Fractons, as a new type of exotic quasiparticle, have attracted immense attention due to their unique properties. Here, we construct a connection between fractons and polarons. We derive microscopic situations in which polarons and their two-body bound states, known as bipolarons, map exactly on to fractons and their two-body counterparts, dipoles. Highlighted as Editor's Suggestion.
Frustrated fractons: Fractons, a new type of quasiparticles, have attracted attention due to their unusual mobility constraints. But, where can we find fractons in the lab? We show that frustration of the background due to hole motion in hole-doped antiferromagnets produces fractonic quasiparticles.
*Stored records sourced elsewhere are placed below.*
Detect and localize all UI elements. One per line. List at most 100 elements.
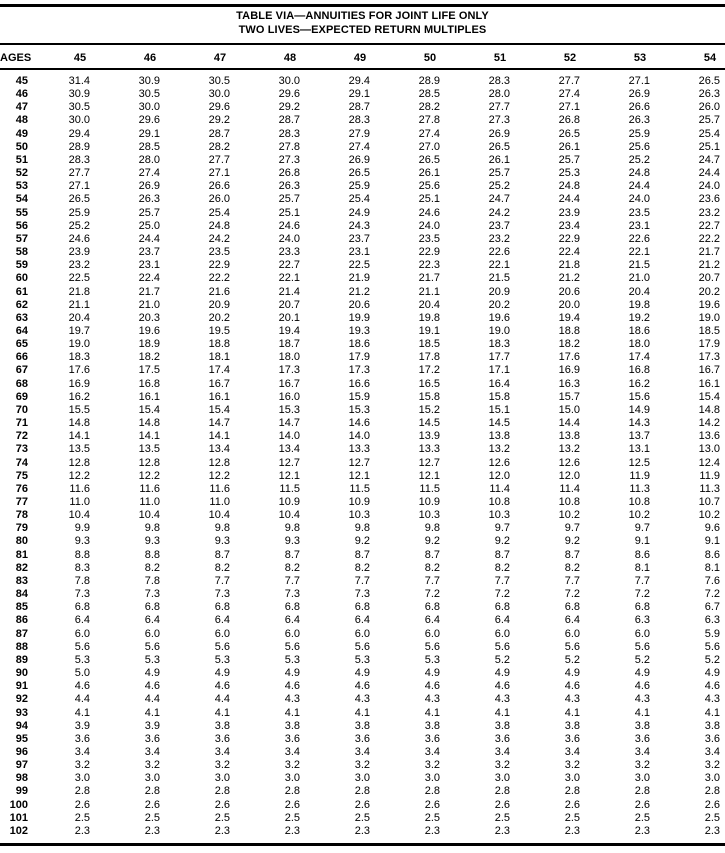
multiple-cell: 25.4 bbox=[698, 127, 720, 140]
multiple-cell: 9.8 bbox=[214, 522, 230, 535]
multiple-cell: 17.9 bbox=[698, 338, 720, 351]
multiple-cell: 8.2 bbox=[564, 561, 580, 574]
multiple-cell: 23.2 bbox=[488, 232, 510, 245]
multiple-cell: 21.7 bbox=[418, 272, 440, 285]
multiple-cell: 19.0 bbox=[68, 338, 90, 351]
multiple-cell: 30.5 bbox=[68, 101, 90, 114]
multiple-cell: 15.4 bbox=[208, 403, 230, 416]
table-row: 86 6.4 6.4 6.4 6.4 6.4 6.4 6.4 6.4 6.3 6.3 bbox=[0, 614, 725, 627]
multiple-cell: 15.0 bbox=[558, 403, 580, 416]
column-header-row: AGES 45 46 47 48 49 50 51 52 53 54 bbox=[0, 50, 725, 66]
row-age-label: 89 bbox=[15, 653, 28, 666]
table-row: 45 31.4 30.9 30.5 30.0 29.4 28.9 28.3 27.7 27.1 26… bbox=[0, 75, 725, 88]
multiple-cell: 19.7 bbox=[68, 324, 90, 337]
multiple-cell: 2.3 bbox=[284, 824, 300, 837]
multiple-cell: 11.0 bbox=[209, 496, 230, 508]
multiple-cell: 15.8 bbox=[418, 390, 440, 403]
multiple-cell: 13.5 bbox=[138, 443, 160, 456]
multiple-cell: 14.1 bbox=[138, 430, 160, 443]
row-age-label: 83 bbox=[15, 574, 28, 587]
multiple-cell: 12.7 bbox=[348, 456, 370, 469]
multiple-cell: 21.6 bbox=[208, 285, 230, 298]
multiple-cell: 26.0 bbox=[208, 193, 230, 206]
multiple-cell: 25.6 bbox=[628, 140, 650, 153]
multiple-cell: 3.6 bbox=[214, 732, 230, 745]
multiple-cell: 25.2 bbox=[488, 180, 510, 193]
multiple-cell: 3.2 bbox=[354, 759, 370, 772]
multiple-cell: 4.1 bbox=[144, 706, 160, 719]
multiple-cell: 26.5 bbox=[348, 167, 370, 180]
multiple-cell: 26.1 bbox=[418, 167, 440, 180]
multiple-cell: 26.9 bbox=[138, 180, 160, 193]
multiple-cell: 26.6 bbox=[628, 101, 650, 114]
column-header-age-51: 51 bbox=[493, 52, 507, 64]
multiple-cell: 14.4 bbox=[558, 417, 580, 430]
multiple-cell: 19.8 bbox=[628, 298, 650, 311]
multiple-cell: 2.3 bbox=[494, 824, 510, 837]
multiple-cell: 4.9 bbox=[354, 667, 370, 680]
row-age-label: 88 bbox=[15, 640, 28, 653]
multiple-cell: 24.8 bbox=[628, 167, 650, 180]
multiple-cell: 24.3 bbox=[348, 219, 370, 232]
multiple-cell: 24.0 bbox=[628, 193, 650, 206]
multiple-cell: 21.0 bbox=[628, 272, 650, 285]
row-age-label: 55 bbox=[15, 206, 28, 219]
multiple-cell: 26.3 bbox=[278, 180, 300, 193]
multiple-cell: 9.3 bbox=[214, 535, 230, 548]
multiple-cell: 19.4 bbox=[558, 311, 580, 324]
multiple-cell: 30.5 bbox=[208, 75, 230, 87]
multiple-cell: 6.4 bbox=[144, 614, 160, 627]
multiple-cell: 29.4 bbox=[68, 127, 90, 140]
multiple-cell: 26.8 bbox=[278, 167, 300, 180]
multiple-cell: 6.3 bbox=[704, 614, 720, 627]
multiple-cell: 2.5 bbox=[494, 811, 510, 824]
multiple-cell: 22.7 bbox=[698, 219, 720, 232]
multiple-cell: 12.8 bbox=[208, 456, 230, 469]
multiple-cell: 6.0 bbox=[284, 627, 300, 640]
multiple-cell: 9.7 bbox=[634, 522, 650, 535]
table-row: 57 24.6 24.4 24.2 24.0 23.7 23.5 23.2 22.9 22.6 22… bbox=[0, 233, 725, 246]
multiple-cell: 17.5 bbox=[138, 364, 160, 377]
multiple-cell: 3.2 bbox=[214, 759, 230, 772]
multiple-cell: 3.6 bbox=[704, 732, 720, 745]
row-age-label: 60 bbox=[15, 272, 28, 285]
multiple-cell: 8.1 bbox=[704, 561, 720, 574]
multiple-cell: 28.2 bbox=[418, 101, 440, 114]
multiple-cell: 2.6 bbox=[144, 798, 160, 811]
multiple-cell: 22.2 bbox=[208, 272, 230, 285]
multiple-cell: 24.6 bbox=[68, 232, 90, 245]
multiple-cell: 8.7 bbox=[214, 548, 230, 561]
multiple-cell: 26.5 bbox=[558, 127, 580, 140]
table-row: 53 27.1 26.9 26.6 26.3 25.9 25.6 25.2 24.8 24.4 24… bbox=[0, 180, 725, 193]
multiple-cell: 21.8 bbox=[558, 259, 580, 272]
table-row: 47 30.5 30.0 29.6 29.2 28.7 28.2 27.7 27.1 26.6 26… bbox=[0, 101, 725, 114]
multiple-cell: 8.7 bbox=[284, 548, 300, 561]
row-age-label: 71 bbox=[15, 417, 28, 430]
multiple-cell: 20.3 bbox=[138, 311, 160, 324]
multiple-cell: 4.9 bbox=[424, 667, 440, 680]
multiple-cell: 5.6 bbox=[74, 640, 90, 653]
multiple-cell: 29.6 bbox=[278, 88, 300, 101]
multiple-cell: 8.7 bbox=[564, 548, 580, 561]
multiple-cell: 13.8 bbox=[558, 430, 580, 443]
table-row: 92 4.4 4.4 4.4 4.3 4.3 4.3 4.3 4.3 4.3 4.3 bbox=[0, 693, 725, 706]
multiple-cell: 18.8 bbox=[558, 324, 580, 337]
multiple-cell: 5.3 bbox=[354, 653, 370, 666]
multiple-cell: 4.9 bbox=[214, 667, 230, 680]
multiple-cell: 9.8 bbox=[144, 522, 160, 535]
multiple-cell: 23.9 bbox=[558, 206, 580, 219]
row-age-label: 50 bbox=[15, 140, 28, 153]
multiple-cell: 11.9 bbox=[699, 469, 720, 482]
column-header-age-46: 46 bbox=[143, 52, 157, 64]
multiple-cell: 2.3 bbox=[144, 824, 160, 837]
multiple-cell: 6.8 bbox=[634, 601, 650, 614]
multiple-cell: 2.6 bbox=[564, 798, 580, 811]
multiple-cell: 8.2 bbox=[144, 561, 160, 574]
row-age-label: 49 bbox=[15, 127, 28, 140]
multiple-cell: 20.6 bbox=[558, 285, 580, 298]
row-age-label: 76 bbox=[15, 482, 28, 495]
multiple-cell: 25.7 bbox=[558, 153, 580, 166]
multiple-cell: 22.9 bbox=[418, 246, 440, 259]
multiple-cell: 27.7 bbox=[488, 101, 510, 114]
multiple-cell: 7.7 bbox=[424, 574, 440, 587]
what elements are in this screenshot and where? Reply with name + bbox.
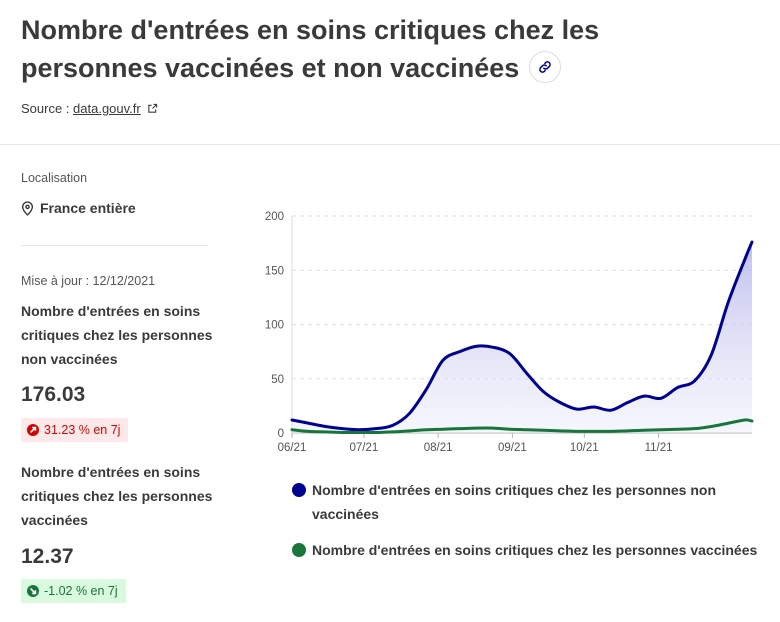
arrow-up-right-icon: [27, 424, 39, 436]
page-title: Nombre d'entrées en soins critiques chez…: [21, 11, 661, 87]
x-tick-label-2: 08/21: [424, 442, 453, 454]
indicator-vaccinated-label: Nombre d'entrées en soins critiques chez…: [21, 464, 213, 528]
source-prefix: Source :: [21, 101, 74, 116]
y-tick-label-2: 100: [265, 320, 284, 332]
line-chart: 0 50 100 150 200 06/21 07/21 08/21 09/21 10/21 11/…: [265, 211, 754, 454]
series-area-0: [292, 242, 752, 433]
source-line: Source : data.gouv.fr: [21, 101, 158, 116]
indicator-unvaccinated-value: 176.03: [21, 383, 86, 406]
y-tick-label-3: 150: [265, 265, 284, 277]
series-line-1: [290, 418, 754, 434]
series-line-0: [290, 240, 754, 432]
location-value-text: France entière: [40, 200, 136, 216]
page-title-text: Nombre d'entrées en soins critiques chez…: [21, 15, 600, 83]
indicator-vaccinated-badge: -1.02 % en 7j: [21, 579, 126, 603]
x-tick-label-4: 10/21: [570, 442, 599, 454]
source-link-text: data.gouv.fr: [73, 101, 141, 116]
external-link-icon: [148, 103, 158, 113]
arrow-down-right-icon: [27, 585, 39, 597]
map-pin-icon: [21, 200, 34, 216]
x-tick-label-1: 07/21: [349, 442, 378, 454]
x-tick-label-5: 11/21: [645, 442, 673, 454]
update-date: Mise à jour : 12/12/2021: [21, 274, 156, 288]
indicator-vaccinated-change: -1.02 % en 7j: [44, 584, 118, 598]
legend-swatch-vaccinated: [292, 543, 306, 557]
header-divider: [0, 144, 780, 145]
y-tick-label-0: 0: [278, 428, 284, 440]
indicator-unvaccinated-label: Nombre d'entrées en soins critiques chez…: [21, 303, 213, 367]
legend-swatch-unvaccinated: [292, 483, 306, 497]
sidebar-divider: [21, 245, 208, 246]
copy-link-button[interactable]: [529, 50, 562, 83]
location-label: Localisation: [21, 171, 88, 185]
x-tick-label-3: 09/21: [498, 442, 527, 454]
y-tick-label-1: 50: [271, 374, 284, 386]
x-tick-label-0: 06/21: [278, 442, 307, 454]
y-tick-label-4: 200: [265, 211, 284, 223]
legend-item-vaccinated: Nombre d'entrées en soins critiques chez…: [292, 538, 772, 562]
legend-label-vaccinated: Nombre d'entrées en soins critiques chez…: [312, 542, 758, 558]
link-icon: [539, 61, 552, 73]
indicator-vaccinated-value: 12.37: [21, 545, 74, 568]
location-value: France entière: [21, 200, 136, 216]
source-link[interactable]: data.gouv.fr: [73, 101, 141, 116]
legend-item-unvaccinated: Nombre d'entrées en soins critiques chez…: [292, 478, 772, 526]
legend-label-unvaccinated: Nombre d'entrées en soins critiques chez…: [312, 482, 716, 522]
indicator-unvaccinated-change: 31.23 % en 7j: [44, 423, 121, 437]
indicator-unvaccinated-badge: 31.23 % en 7j: [21, 418, 129, 442]
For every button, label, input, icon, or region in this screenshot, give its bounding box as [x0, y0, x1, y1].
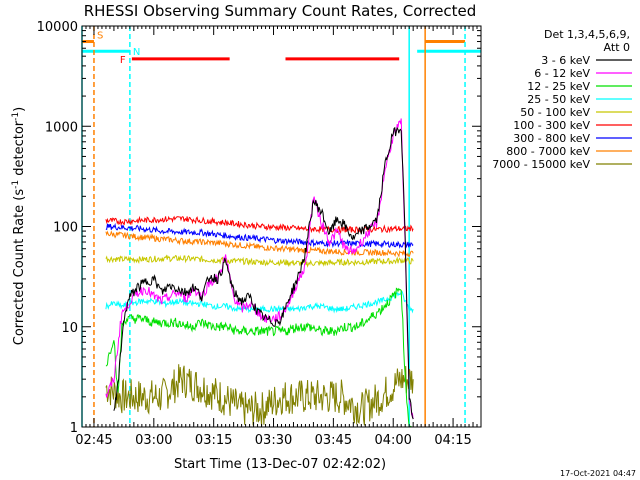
- y-axis-label-end: ): [12, 107, 27, 112]
- axis-ticks: 1 10 100 1000 10000 02:45 03:00 03:15 03:30 03:45…: [37, 20, 482, 448]
- footer-timestamp: 17-Oct-2021 04:47: [560, 469, 636, 478]
- y-tick-label-1: 10: [61, 321, 78, 336]
- chart-title: RHESSI Observing Summary Count Rates, Co…: [84, 2, 477, 20]
- series-layer: [105, 118, 414, 428]
- legend-header-attenuator: Att 0: [604, 41, 630, 54]
- x-tick-label-0: 02:45: [75, 433, 112, 448]
- series-line-1: [105, 118, 414, 420]
- legend-label-8: 7000 - 15000 keV: [492, 158, 590, 171]
- x-axis-label: Start Time (13-Dec-07 02:42:02): [174, 457, 386, 472]
- series-line-0: [113, 126, 414, 420]
- x-tick-label-1: 03:00: [135, 433, 172, 448]
- legend-label-1: 6 - 12 keV: [534, 67, 590, 80]
- legend-label-3: 25 - 50 keV: [527, 93, 590, 106]
- y-axis-label-sup1: -1: [11, 180, 21, 189]
- flag-label-S: S: [97, 31, 103, 42]
- series-line-5: [105, 215, 414, 234]
- legend-label-7: 800 - 7000 keV: [506, 145, 590, 158]
- legend-label-2: 12 - 25 keV: [527, 80, 590, 93]
- y-tick-label-4: 10000: [37, 20, 78, 35]
- flag-label-N: N: [133, 47, 140, 58]
- y-axis-label: Corrected Count Rate (s-1 detector-1): [11, 107, 27, 345]
- x-tick-label-4: 03:45: [315, 433, 352, 448]
- legend-header-detectors: Det 1,3,4,5,6,9,: [544, 28, 630, 41]
- series-line-4: [105, 254, 414, 268]
- y-axis-label-main: Corrected Count Rate (s: [12, 189, 27, 346]
- y-tick-label-3: 1000: [45, 120, 78, 135]
- legend-label-4: 50 - 100 keV: [520, 106, 590, 119]
- y-axis-label-sup2: -1: [11, 112, 21, 121]
- legend-label-6: 300 - 800 keV: [513, 132, 590, 145]
- flag-label-F: F: [120, 55, 126, 66]
- y-tick-label-2: 100: [53, 221, 78, 236]
- y-axis-label-mid: detector: [12, 120, 27, 180]
- x-tick-label-2: 03:15: [195, 433, 232, 448]
- legend-label-0: 3 - 6 keV: [541, 54, 590, 67]
- y-tick-label-0: 1: [70, 421, 78, 436]
- series-line-8: [105, 364, 414, 427]
- x-tick-label-5: 04:00: [374, 433, 411, 448]
- x-tick-label-3: 03:30: [255, 433, 292, 448]
- x-tick-label-6: 04:15: [434, 433, 471, 448]
- series-line-2: [105, 287, 414, 428]
- flags-layer: S NF: [82, 31, 481, 66]
- legend-label-5: 100 - 300 keV: [513, 119, 590, 132]
- series-line-7: [105, 230, 414, 258]
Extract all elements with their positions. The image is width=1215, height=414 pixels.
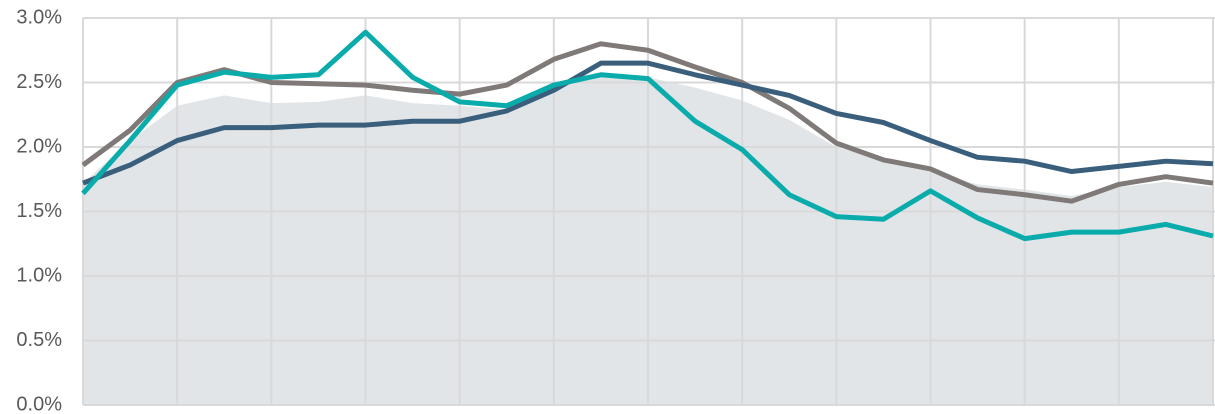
line xyxy=(81,41,1214,204)
y-tick-label: 3.0% xyxy=(16,6,62,28)
y-tick-label: 0.0% xyxy=(16,393,62,414)
line xyxy=(82,60,1214,186)
y-tick-label: 1.0% xyxy=(16,264,62,286)
y-tick-label: 2.0% xyxy=(16,135,62,157)
line xyxy=(81,29,1214,242)
y-tick-label: 1.5% xyxy=(16,200,62,222)
y-tick-label: 0.5% xyxy=(16,329,62,351)
y-tick-label: 2.5% xyxy=(16,71,62,93)
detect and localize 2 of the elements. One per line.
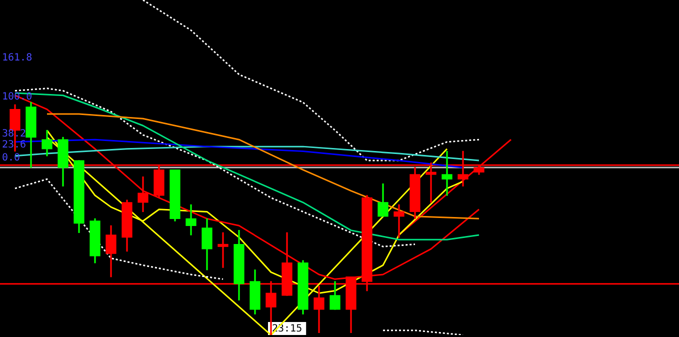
annotation: 0.0 xyxy=(2,152,20,164)
text: 161.8 xyxy=(2,52,32,64)
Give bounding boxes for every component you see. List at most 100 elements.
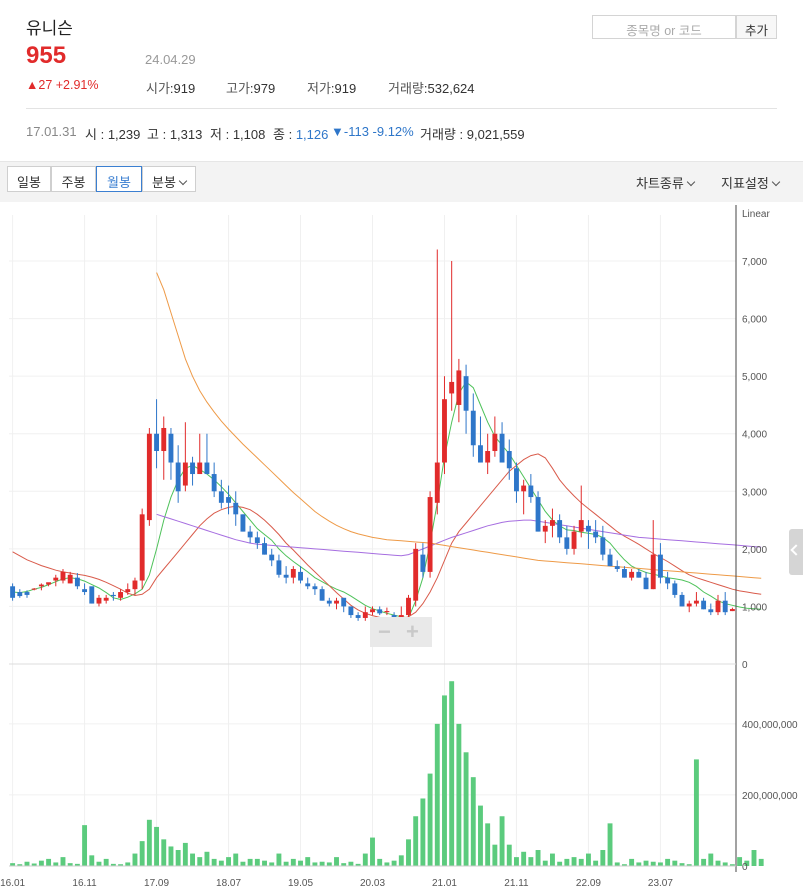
volume-bar [67, 863, 73, 866]
candle-body [24, 592, 30, 595]
tab-minute[interactable]: 분봉 [142, 166, 196, 192]
stock-chart[interactable]: 0 1,000 2,000 3,000 4,000 5,000 6,000 7,000 0 200… [0, 205, 803, 896]
volume-bar [528, 857, 534, 866]
volume-bar [233, 853, 239, 866]
volume-bar [82, 825, 88, 866]
candle-body [686, 603, 692, 607]
volume-bar [204, 851, 210, 866]
candle-body [290, 569, 296, 578]
volume-bar [427, 773, 433, 866]
tab-daily[interactable]: 일봉 [7, 166, 51, 192]
volume-bar [89, 855, 95, 866]
candle-body [74, 577, 80, 587]
volume-bar [751, 850, 757, 866]
volume-bar [139, 841, 145, 866]
volume-bar [657, 862, 663, 866]
candle-body [168, 433, 174, 463]
candle-body [665, 577, 671, 584]
volume-bar [53, 862, 59, 866]
high-stat: 고가:979 [226, 78, 275, 97]
zoom-in-button[interactable]: + [406, 619, 419, 644]
candle-body [701, 600, 707, 610]
volume-value: 532,624 [427, 81, 475, 96]
candle-body [729, 609, 735, 612]
search-input[interactable]: 종목명 or 코드 [592, 15, 736, 39]
price-tick-label: 6,000 [742, 315, 767, 326]
volume-bar [154, 826, 160, 866]
candle-body [319, 589, 325, 601]
candle-body [175, 462, 181, 492]
candle-body [521, 485, 527, 492]
volume-bar [319, 861, 325, 866]
candle-body [564, 537, 570, 549]
volume-bar [161, 839, 167, 866]
low-value: 919 [334, 81, 357, 96]
volume-stat: 거래량:532,624 [388, 78, 475, 97]
tab-monthly[interactable]: 월봉 [96, 166, 142, 192]
candle-body [485, 451, 491, 463]
candle-body [218, 491, 224, 503]
candle-body [593, 531, 599, 538]
volume-bar [269, 862, 275, 866]
candle-body [406, 597, 411, 616]
volume-bar [146, 819, 152, 866]
volume-bar [10, 863, 16, 866]
candle-body [254, 537, 260, 544]
volume-bar [478, 805, 483, 866]
volume-bar [46, 858, 52, 866]
volume-bar [629, 858, 635, 866]
candle-body [341, 597, 347, 607]
volume-tick-label: 400,000,000 [742, 720, 798, 731]
hover-volume: 거래량 : 9,021,559 [420, 124, 525, 143]
volume-bar [456, 723, 462, 866]
current-price: 955 [26, 42, 67, 69]
volume-bar [672, 860, 678, 866]
candle-body [197, 462, 203, 475]
add-button[interactable]: 추가 [736, 15, 777, 39]
volume-bar [492, 844, 498, 866]
candle-body [456, 370, 462, 405]
volume-bar [254, 858, 260, 866]
hover-close: 종 : 1,126 [273, 124, 328, 143]
volume-bar [290, 858, 296, 866]
candle-body [10, 586, 16, 598]
volume-bar [38, 860, 44, 866]
volume-bars [10, 681, 764, 866]
chart-type-menu[interactable]: 차트종류 [636, 173, 696, 192]
volume-bar [470, 777, 476, 866]
volume-bar [362, 853, 368, 866]
volume-bar [240, 861, 246, 866]
volume-bar [110, 863, 116, 866]
volume-bar [398, 855, 404, 866]
candle-body [182, 462, 188, 486]
volume-bar [600, 850, 606, 866]
volume-bar [211, 858, 217, 866]
open-stat: 시가:919 [146, 78, 195, 97]
zoom-out-button[interactable]: − [378, 619, 391, 644]
tab-weekly[interactable]: 주봉 [51, 166, 96, 192]
volume-bar [564, 858, 570, 866]
volume-bar [621, 864, 627, 866]
volume-bar [60, 857, 66, 866]
high-separator: : [249, 81, 254, 96]
volume-bar [557, 861, 563, 866]
hover-low-label: 저 [210, 127, 222, 142]
volume-bar [693, 759, 699, 866]
indicator-menu[interactable]: 지표설정 [721, 173, 781, 192]
candle-body [571, 531, 577, 549]
stock-name: 유니슨 [26, 19, 73, 38]
hover-close-separator: : [284, 127, 296, 142]
hover-high-label: 고 [147, 127, 159, 142]
x-tick-label: 21.11 [504, 878, 529, 889]
side-panel-toggle[interactable] [789, 529, 803, 575]
candle-body [722, 600, 728, 613]
low-separator: : [330, 81, 335, 96]
volume-bar [585, 853, 591, 866]
chevron-left-icon [790, 544, 802, 556]
hover-high: 고 : 1,313 [147, 124, 202, 143]
price-date: 24.04.29 [145, 52, 196, 67]
volume-bar [686, 864, 692, 866]
candle-body [672, 583, 678, 595]
hover-open-value: 1,239 [107, 127, 141, 142]
candle-body [125, 589, 131, 593]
Rydberg Fermi polaron? We show that an atom excited to a Rydberg state in an atomic Fermi gas realizes an exotic state, dubbed Rydberg Fermi superpolaron, in which the Rydberg atom encircles the background atoms in the space between its nucleus and it Rydberg electron, and the Pauli principle manifests as a rotional blockade to excitations. See https://en.wikipedia.org/wiki/Rydberg_polaron for more information about Rydberg polarons.
I actively engage in the study of quantum mechanics of large ensembles of particles in condensed systems, collectively refered to as quantum matter. This includes quantum materials composed of atomic, molecular or organic constituents, chemical systems such as molecules, and cold atomic or molecular gases. I use first-principle modeling of experiments as a starting point, which often requires _ab initio_ methods to characterize the system's electronic structure. This is combined with many-body approaches to study emergent quantum states. My goal is to discover new emergent quantum behavior in fundamental models of correlated systems and in technologically promising platforms.
Bipolarons shed off extra weight: Normally two polarons form a bipolaron by increasing their net potential energy. As a result, the two polarons tend to remain spatially close to each other, and the bipolaron becomes heavy. Here, we show that polarons can bind by increasing their kinetic energy, leading to light bipolarons and a possible new mechanism for high-temperature superconductivity.
Quantum mechanics freezes a hot plasma: We show that Rydberg molecules in a quenched molecular plasma interfere to form a stable long-lived localized state. Randomness in the Rydberg plasma acts decisively to freeze the dynamics of Rydberg excitations in a process suggestive of many-body localization, explaining recent experimental observations.